O Gabinete de Gestão de Desastres da Somália, que coordena a resposta humanitária do governo, disse num comunicado, na segunda-feira (18), que as autoridades somalis estavam empenhadas em investigar as conclusões do relatório da ONU, acrescentando ao mesmo tempo que os atuais sistemas de entrega de ajuda operam “fora dos canais governamentais”.
‘Ampliado e sistêmico’
Os doadores aumentaram o financiamento para a Somália no ano passado, quando as autoridades humanitárias alertaram para uma fome iminente devido à pior seca das últimas décadas no Corno de África.
A fome foi evitada, mostram os dados oficiais, mas cerca de 43 mil pessoas, metade das quais crianças com menos de cinco anos, morreram no ano passado em consequência da seca, estimam os investigadores.
O relatório da ONU não tentou quantificar a quantidade de ajuda desviada, mas disse que as suas conclusões “sugerem que o desvio da ajuda pós-entrega na Somália é generalizado e sistémico”.
Os investigadores encontraram desvio de ajuda em todos os 55 locais de deslocados internos na Somália de onde recolheram dados, afirma o relatório. Cerca de 3,8 milhões de pessoas estão deslocadas na Somália – uma das taxas mais elevadas do mundo.
A distribuição de ajuda tem sido um problema na Somália há décadas, complicada por instituições governamentais fracas, pela insegurança generalizada resultante de uma insurgência islâmica e pela marginalização de clãs minoritários.
Desde as revelações do roubo de ajuda durante a fome de 2011, as agências humanitárias converteram a maior parte da sua assistência em transferências baseadas em dinheiro que alguns funcionários apresentaram como menos vulneráveis à corrupção.

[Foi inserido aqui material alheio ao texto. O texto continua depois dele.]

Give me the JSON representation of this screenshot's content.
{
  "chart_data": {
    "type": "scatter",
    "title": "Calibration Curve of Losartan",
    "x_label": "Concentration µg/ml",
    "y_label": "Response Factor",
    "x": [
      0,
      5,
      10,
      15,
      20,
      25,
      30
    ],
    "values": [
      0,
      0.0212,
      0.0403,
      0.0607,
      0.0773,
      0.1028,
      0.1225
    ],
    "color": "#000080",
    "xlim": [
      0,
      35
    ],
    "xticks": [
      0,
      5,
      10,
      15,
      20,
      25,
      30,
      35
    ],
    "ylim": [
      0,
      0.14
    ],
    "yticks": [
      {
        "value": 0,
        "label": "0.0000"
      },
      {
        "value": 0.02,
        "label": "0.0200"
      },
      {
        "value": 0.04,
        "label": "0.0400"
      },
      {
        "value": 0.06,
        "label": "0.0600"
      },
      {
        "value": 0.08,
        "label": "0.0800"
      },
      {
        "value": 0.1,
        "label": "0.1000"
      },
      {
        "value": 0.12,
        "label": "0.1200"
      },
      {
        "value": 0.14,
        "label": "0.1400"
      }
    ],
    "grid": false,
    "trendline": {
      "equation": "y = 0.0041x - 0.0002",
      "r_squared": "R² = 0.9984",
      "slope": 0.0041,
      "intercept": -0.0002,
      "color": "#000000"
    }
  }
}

O relatório da ONU foi a mais recente prova de que os sistemas baseados em dinheiro também podem ser explorados. Identificou uma variedade de perpetradores, liderados pelos chamados “guardiões”, indivíduos poderosos de clãs locais dominantes.
Estes guardiões aproveitam a sua influência sobre o acesso aos locais de acampamento e às listas de beneficiários de alimentos para coagir os pagamentos dos deslocados internos, afirma o relatório.
Os membros das forças de segurança também desempenham um papel, intimidando e por vezes prendendo aqueles que se recusam a pagar, enquanto alguns trabalhadores humanitários conspiram com os guardiões para embolsar fundos roubados, afirma o relatório.
Embora a fome tenha sido evitada por enquanto, o relatório alertava que o financiamento humanitário inadequado poderia pôr em perigo o frágil progresso.
Os orçamentos de ajuda estão sob pressão a nível mundial, com apenas 36% financiados, até à data, dos 2,6 mil milhões de dólares que a ONU afirma serem necessários este ano para a resposta humanitária da Somália.